Я и Костя, мой старший брат - Анна Масс
Шрифт:
Интервал:
Закладка:
— Вот тебе двадцать пять рублей, — сказал он, протягивая мне деньги. — Если будет мало, еще дам.
Вскоре уколотый Костя лежал в постели и пил чай с медом. Мед тоже Женька принес. Женька время от времени выходил на кухню, проверял курицу, а потом снова уходил в комнату. Они там долго сидели, я легла и уже засыпала, а из Костиной комнаты все еще доносились голоса и смех.
Я подумала: повезло Косте! Женька — настоящий друг. А Наташа! Неужели Костя ее не полюбит? Ведь та кикимора болотная так ни разу и не позвонила! Тоже еще — «своеобразный характер»!
***
Эту ночь Наташа снова у нас ночевала — в комнате родителей, чтобы успеть сделать Косте укол утром, перед уходом в свой институт. Она сказала, что вечером опять придет, потому что надо провести весь курс уколов, а то не будет смысла. Откуда она все это знает? Ну да, ведь она после школы год работала в больнице и окончила курсы медсестер.
Я решила, что после школы тоже пойду работать — к папе или к другому кинооператору, чтобы сначала как следует изучить дело, а уж потом поступать в институт.
Теперь наступила Костина очередь лежать и полоскать горло. Наташа оставила ему завтрак и полоскание на столике возле кровати, а мы с ней перекусили на кухне.
Мы вместе вышли из дому — я в школу, она в институт. До перекрестка нам было но пути. Наташа жаловалась, что ужасно боится завалить сессию, а я думала о том, как было бы хорошо каждый день выходить из дому вместе, и вместе завтракать, и проводить вечера. И как бы мама и папа полюбили Наташу, потому что ее нельзя не полюбить.
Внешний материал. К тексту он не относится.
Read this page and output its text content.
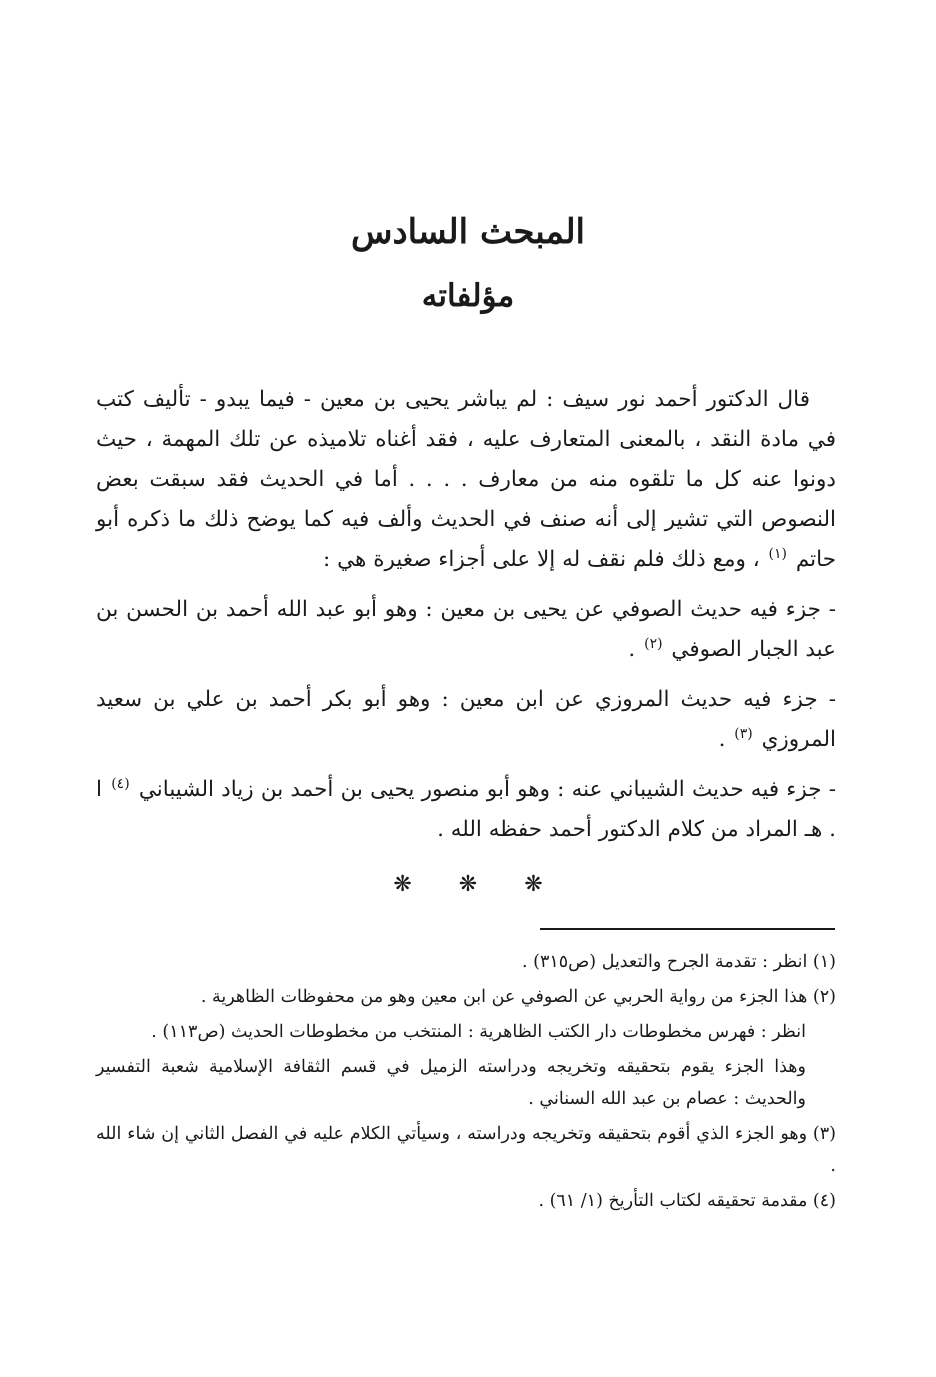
المبحث السادس
مؤلفاته

قال الدكتور أحمد نور سيف : لم يباشر يحيى بن معين - فيما يبدو - تأليف كتب في مادة النقد ، بالمعنى المتعارف عليه ، فقد أغناه تلاميذه عن تلك المهمة ، حيث دونوا عنه كل ما تلقوه منه من معارف . . . . أما في الحديث فقد سبقت بعض النصوص التي تشير إلى أنه صنف في الحديث وألف فيه كما يوضح ذلك ما ذكره أبو حاتم $^{(١)}$ ، ومع ذلك فلم نقف له إلا على أجزاء صغيرة هي :

- جزء فيه حديث الصوفي عن يحيى بن معين : وهو أبو عبد الله أحمد بن الحسن بن عبد الجبار الصوفي $^{(٢)}$ .

- جزء فيه حديث المروزي عن ابن معين : وهو أبو بكر أحمد بن علي بن سعيد المروزي $^{(٣)}$ .

- جزء فيه حديث الشيباني عنه : وهو أبو منصور يحيى بن أحمد بن زياد الشيباني $^{(٤)}$ ا . هـ المراد من كلام الدكتور أحمد حفظه الله .

❋ ❋ ❋
(١) انظر : تقدمة الجرح والتعديل (ص٣١٥) .
(٢) هذا الجزء من رواية الحربي عن الصوفي عن ابن معين وهو من محفوظات الظاهرية .
انظر : فهرس مخطوطات دار الكتب الظاهرية : المنتخب من مخطوطات الحديث (ص١١٣) .
وهذا الجزء يقوم بتحقيقه وتخريجه ودراسته الزميل في قسم الثقافة الإسلامية شعبة التفسير والحديث : عصام بن عبد الله السناني .
(٣) وهو الجزء الذي أقوم بتحقيقه وتخريجه ودراسته ، وسيأتي الكلام عليه في الفصل الثاني إن شاء الله .
(٤) مقدمة تحقيقه لكتاب التأريخ (١/ ٦١) .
Это только Костя ничего не понимает, ослепленный своей кикиморой.
В школе со мной в этот день произошло необыкновенное событие: я получила по английскому пятерку.
Инна Александровна случайно назвала мою фамилию, а потом было раздумала вызывать:
— Сиди, сиди, ты же отсутствовала.
А я ответила по-английски:
— Я готова отвечать.
У нее глаза на лоб полезли.
— Ну пожалуйста… Прошу к столу…
Я вышла, рассказала своими словами заданный текст, разобрала грамматические формы и ответила на все вопросы.
— Вот ведь можешь, когда хочешь! — воскликнула Инна Александровна, переходя от радости на русский язык.
А я ответила ей по-английски, пословицей:
— Хотеть — значит мочь!
Сияя от удовольствия, Инна Александровна поставила мне пятерку.
Сразу после школы я поехала к маме в больницу. И хотя я знала, что маме лучше и что опасность миновала, я все же очень волновалась, когда открывала тяжелую больничную дверь.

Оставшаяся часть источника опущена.